3:00 p.m. to 4:00 p.m.
United States
DATA SCIENCE
MS Thesis Defense
Ryan Killea, MS Candidate
Thursday, July 27th, 2023 | 3:00PM - 4:00PM
Location: Morgan 208 Conference Room, Campus Center
Zoom: https://wpi.zoom.us/my/rbkillea
Thesis Committee:
Dr. Fabricio Murai, WPI
Dr. Andrew Trapp, WPI Advisor
Title: A Level-Set Approach for Solving Nonlinear Integer Optimization Problems
Abstract: This thesis contributes a new general solution approach to nonseparable, nonconvex, polynomial integer programs with separable constraints. Storing the value function in a way that allows its efficient maintenance and search during and after the incremental construction is proposed to accelerate the queries during and after construction. The problem is broken down into subproblems that incrementally add to a Minimal R∗ Tree(MR∗T) data structure new level set optimal vectors one at a time, building up and benefiting from a value function lower bound. New ways of directly comparing the upper bounds at these subproblem nodes to the existing value function lower bound are considered to improve the performance of the approach. The specific optimization routines used for the value function bounds at these subproblems are also tailored to the task of reasoning over a range of right-hand sides (equivalently, resource levels). Computational experiments explore solving a frequent problem of the applicable class – quadratic knapsack: nonseparable, nonconvex, polynomial knapsack problems with several linear constraints. For the considered problem class, reasoning over very large range of right-hand sides (on the order of hundreds of thousands), we demonstrate the ability to construct an optimal structure in as little as six to 35 conventional, state of the art (Gurobi) solver solves with a single right-hand side.
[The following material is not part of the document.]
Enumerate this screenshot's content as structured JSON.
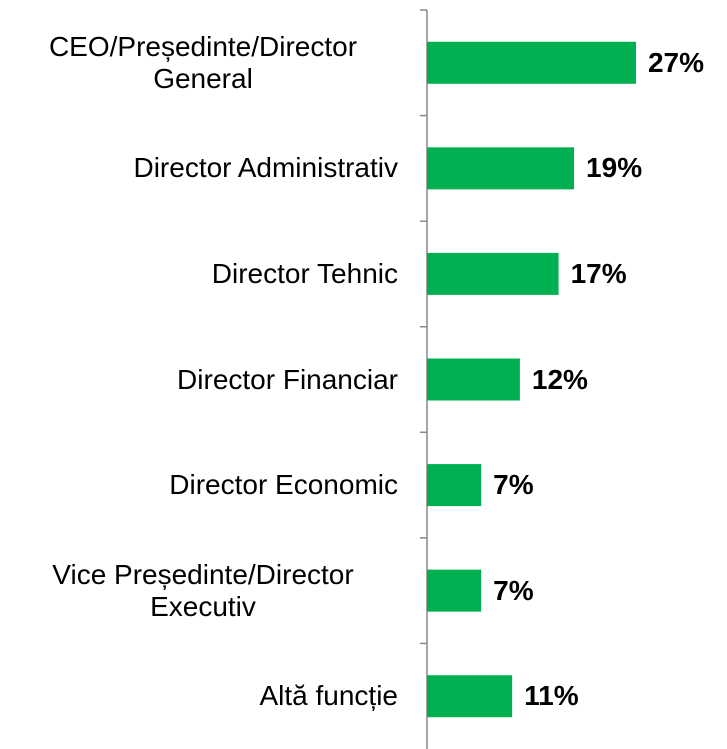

Thus, for problems that are repeatedly solved over varying resource vectors, this promises substantial savings. Furthermore, sensitivity analysis results, unobtainable via conventional solver solves due to the lack of a strong integer dual, are easily recoverable from the optimal structure at a speed of < 2 milliseconds for even complex directional sensitivity queries. This thesis gives a first step in solving a broader context of optimization problems with a value function approach than previously possible.